In step 4 we sort the topic branches by this code quality number and write the results, complete with the code quality regression indicating regression or improvement of the code quality in the branch. This sorted list is written to an MD file with a "r" prefix and the same number as the RVP file it relates to.

In step 5, this MD file is committed to trunk.

It is important to note that this part is currently experimental, and better code quality metrics will probably be possible, and could grow dynamicaly as we gain more experience with the workflow. The idea is that with the MD file, the user can look at the most promising candidates first and discard candidates with a very high quality regression number.

On merge to trunk.

When the final chosen topic branch finally concludes the refactoring task, nothing much is needed anymore. The topic branches get deleted and the normal CICD bit of the processing of the merge commences. That part falls outside of the RVC workflow, so we leave it unspecified in this blog post.

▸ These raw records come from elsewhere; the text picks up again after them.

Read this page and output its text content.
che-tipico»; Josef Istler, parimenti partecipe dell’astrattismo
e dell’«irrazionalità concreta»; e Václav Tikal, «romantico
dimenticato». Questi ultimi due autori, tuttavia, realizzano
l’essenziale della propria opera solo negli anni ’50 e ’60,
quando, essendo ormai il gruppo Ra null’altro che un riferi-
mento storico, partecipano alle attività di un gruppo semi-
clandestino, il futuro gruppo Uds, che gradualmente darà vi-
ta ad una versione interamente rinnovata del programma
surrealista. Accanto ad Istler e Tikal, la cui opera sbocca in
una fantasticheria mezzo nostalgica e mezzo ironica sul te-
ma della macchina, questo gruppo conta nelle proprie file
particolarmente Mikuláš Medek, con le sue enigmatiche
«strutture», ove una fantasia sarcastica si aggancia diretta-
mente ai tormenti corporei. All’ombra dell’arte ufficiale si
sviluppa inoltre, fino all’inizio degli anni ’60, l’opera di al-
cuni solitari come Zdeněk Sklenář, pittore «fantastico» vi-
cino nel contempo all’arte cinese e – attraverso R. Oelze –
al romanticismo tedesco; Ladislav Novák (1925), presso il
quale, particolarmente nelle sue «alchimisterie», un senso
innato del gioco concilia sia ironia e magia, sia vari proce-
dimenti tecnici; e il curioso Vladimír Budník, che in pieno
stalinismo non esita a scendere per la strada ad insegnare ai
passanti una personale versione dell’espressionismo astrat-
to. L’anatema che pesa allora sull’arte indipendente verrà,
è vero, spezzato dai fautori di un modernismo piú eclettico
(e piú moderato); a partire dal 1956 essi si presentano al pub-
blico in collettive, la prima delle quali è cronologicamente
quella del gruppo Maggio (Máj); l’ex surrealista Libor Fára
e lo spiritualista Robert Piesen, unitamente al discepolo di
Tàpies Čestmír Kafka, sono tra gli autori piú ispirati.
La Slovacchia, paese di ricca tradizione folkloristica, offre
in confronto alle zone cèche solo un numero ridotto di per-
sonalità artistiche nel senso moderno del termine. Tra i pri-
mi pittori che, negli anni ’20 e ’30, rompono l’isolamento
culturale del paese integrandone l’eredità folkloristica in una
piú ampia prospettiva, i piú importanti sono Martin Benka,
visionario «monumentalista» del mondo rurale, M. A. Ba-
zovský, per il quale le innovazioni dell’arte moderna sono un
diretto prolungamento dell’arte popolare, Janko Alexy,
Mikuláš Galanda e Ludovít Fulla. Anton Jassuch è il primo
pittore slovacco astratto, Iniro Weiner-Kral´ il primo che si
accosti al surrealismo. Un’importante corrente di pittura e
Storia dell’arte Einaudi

Workflow latency streamlining

We don't want to have the user that is refactoring waiting, but neither do we want to incept too many merge conflicts. To help with that, the user is expected to start on new tasks (RVP file) that touch different parts of the code while waiting for an assignment within an active task. As a rule of thumb, two to four parallel tasks are suggested for an optimal workflow.

Summarizing

In this post we looked at the Reverse Vibe-Coding git workflow for refactoring. The workflow for scaffolding and boilerplate is slightly more involved because of baseline validation bootstrapping, but most of the workflow for these is quite similar. I hope this outline shows how this part of the RVC workflow is a robust and highly productivity-efficient alternative to the use of IDE integrated AI, and how it allows us to return to a provenance preserving merge based workflow at the same time. I hope this post demonstrates that RVP is the right choice for AI enhanced productivity from a full product lifecycle perspective, and that moving away from English as a prompting language and from the IDE as integration point for AI are good choices that help move AI assisted coding for production deployment forward.